Brian Madden has started a thread about one of the areas that I see as being absolutely critical to the delivery of client computing from the cloud:
As I see it, in all of the discussion about cloud computing there is one aspect of cloud delivered client computing that has got little public attention so far and that is the subject of integration between Internet or cloud delivered applications. To illustrate what I mean; imagine a user who has finished editing an image and wants to send it to colleagues. In a traditional desktop the image editing program knows where to look to find an email program that works on behalf of the user. If the applications are now provided by different suppliers then there is currently no way for one application to signal that it wants the help of another.
Being able to do this is taken for granted on traditional desktops because everything runs in one place and a mixture of the registry, inter process communication and configuration files take care of communications. In moving to the cloud one of the great benefits we get is the ability to buy services from different suppliers and to move freely between suppliers.
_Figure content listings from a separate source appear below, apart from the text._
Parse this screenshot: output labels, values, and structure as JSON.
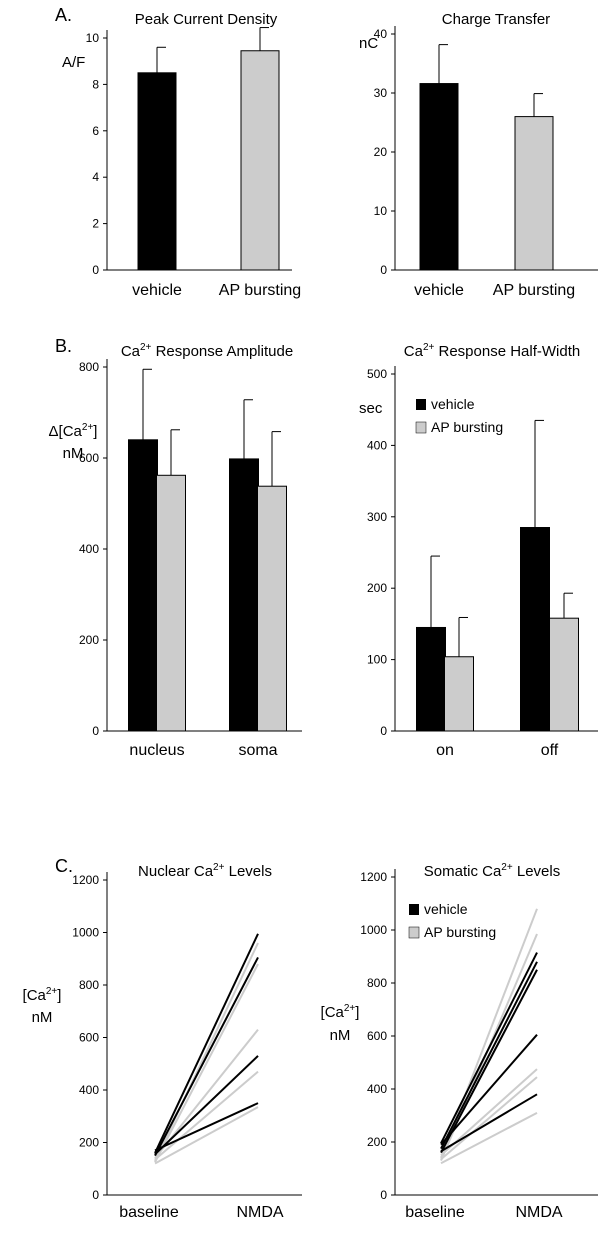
{
  "colors": {
    "vehicle": "#000000",
    "ap_bursting": "#cccccc",
    "axis": "#000000"
  },
  "chart_data": [
    {
      "id": "a1",
      "panel_label": "A.",
      "type": "bar",
      "title": "Peak Current Density",
      "ylabel": "A/F",
      "ylim": [
        0,
        10
      ],
      "yticks": [
        0,
        2,
        4,
        6,
        8,
        10
      ],
      "categories": [
        "vehicle",
        "AP bursting"
      ],
      "values": [
        8.5,
        9.45
      ],
      "errors": [
        1.1,
        1.0
      ],
      "colors": [
        "#000000",
        "#cccccc"
      ]
    },
    {
      "id": "a2",
      "type": "bar",
      "title": "Charge Transfer",
      "ylabel": "nC",
      "ylim": [
        0,
        40
      ],
      "yticks": [
        0,
        10,
        20,
        30,
        40
      ],
      "categories": [
        "vehicle",
        "AP bursting"
      ],
      "values": [
        31.6,
        26.0
      ],
      "errors": [
        6.6,
        3.9
      ],
      "colors": [
        "#000000",
        "#cccccc"
      ]
    },
    {
      "id": "b1",
      "panel_label": "B.",
      "type": "bar",
      "title_parts": [
        "Ca",
        "2+",
        " Response Amplitude"
      ],
      "ylabel_parts": [
        "Δ[Ca",
        "2+",
        "]"
      ],
      "ylabel2": "nM",
      "ylim": [
        0,
        800
      ],
      "yticks": [
        0,
        200,
        400,
        600,
        800
      ],
      "categories": [
        "nucleus",
        "soma"
      ],
      "series": [
        {
          "name": "vehicle",
          "values": [
            640,
            598
          ],
          "errors": [
            155,
            130
          ],
          "color": "#000000"
        },
        {
          "name": "AP bursting",
          "values": [
            562,
            538
          ],
          "errors": [
            100,
            120
          ],
          "color": "#cccccc"
        }
      ]
    },
    {
      "id": "b2",
      "type": "bar",
      "title_parts": [
        "Ca",
        "2+",
        " Response Half-Width"
      ],
      "ylabel": "sec",
      "ylim": [
        0,
        500
      ],
      "yticks": [
        0,
        100,
        200,
        300,
        400,
        500
      ],
      "categories": [
        "on",
        "off"
      ],
      "legend": [
        "vehicle",
        "AP bursting"
      ],
      "series": [
        {
          "name": "vehicle",
          "values": [
            145,
            285
          ],
          "errors": [
            100,
            150
          ],
          "color": "#000000"
        },
        {
          "name": "AP bursting",
          "values": [
            104,
            158
          ],
          "errors": [
            55,
            35
          ],
          "color": "#cccccc"
        }
      ]
    },
    {
      "id": "c1",
      "panel_label": "C.",
      "type": "line",
      "title_parts": [
        "Nuclear Ca",
        "2+",
        " Levels"
      ],
      "ylabel_parts": [
        "[Ca",
        "2+",
        "]"
      ],
      "ylabel2": "nM",
      "ylim": [
        0,
        1200
      ],
      "yticks": [
        0,
        200,
        400,
        600,
        800,
        1000,
        1200
      ],
      "categories": [
        "baseline",
        "NMDA"
      ],
      "series": [
        {
          "name": "vehicle",
          "color": "#000000",
          "lines": [
            [
              160,
              995
            ],
            [
              150,
              905
            ],
            [
              155,
              530
            ],
            [
              170,
              350
            ]
          ]
        },
        {
          "name": "AP bursting",
          "color": "#cccccc",
          "lines": [
            [
              130,
              960
            ],
            [
              125,
              880
            ],
            [
              140,
              630
            ],
            [
              135,
              470
            ],
            [
              120,
              335
            ]
          ]
        }
      ]
    },
    {
      "id": "c2",
      "type": "line",
      "title_parts": [
        "Somatic Ca",
        "2+",
        " Levels"
      ],
      "ylabel_parts": [
        "[Ca",
        "2+",
        "]"
      ],
      "ylabel2": "nM",
      "ylim": [
        0,
        1200
      ],
      "yticks": [
        0,
        200,
        400,
        600,
        800,
        1000,
        1200
      ],
      "categories": [
        "baseline",
        "NMDA"
      ],
      "legend": [
        "vehicle",
        "AP bursting"
      ],
      "series": [
        {
          "name": "vehicle",
          "color": "#000000",
          "lines": [
            [
              195,
              915
            ],
            [
              175,
              880
            ],
            [
              160,
              850
            ],
            [
              190,
              605
            ],
            [
              165,
              380
            ]
          ]
        },
        {
          "name": "AP bursting",
          "color": "#cccccc",
          "lines": [
            [
              140,
              1080
            ],
            [
              130,
              985
            ],
            [
              150,
              475
            ],
            [
              135,
              445
            ],
            [
              120,
              310
            ]
          ]
        }
      ]
    }
  ]
}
However, this breaks the integration model. You could say that these applications would have to be provided by a single supplier, but that argument quickly leads to all applications being supplied by a single service provider. This is not cloud computing it is outsourcing, a valid model but not the same as cloud computing.
What is needed is needed is a mechanism that allows unified policy and personalization to be delivered between multiple cloud providers. Sounds a lot like User Environment Management, doesn’t it? One of my goals is to establish such a mechanism so that customers have a single place to control all of the interactions between their cloud delivered services. This is the only way organizations will have an efficient way to add additional services and the freedom to move between providers.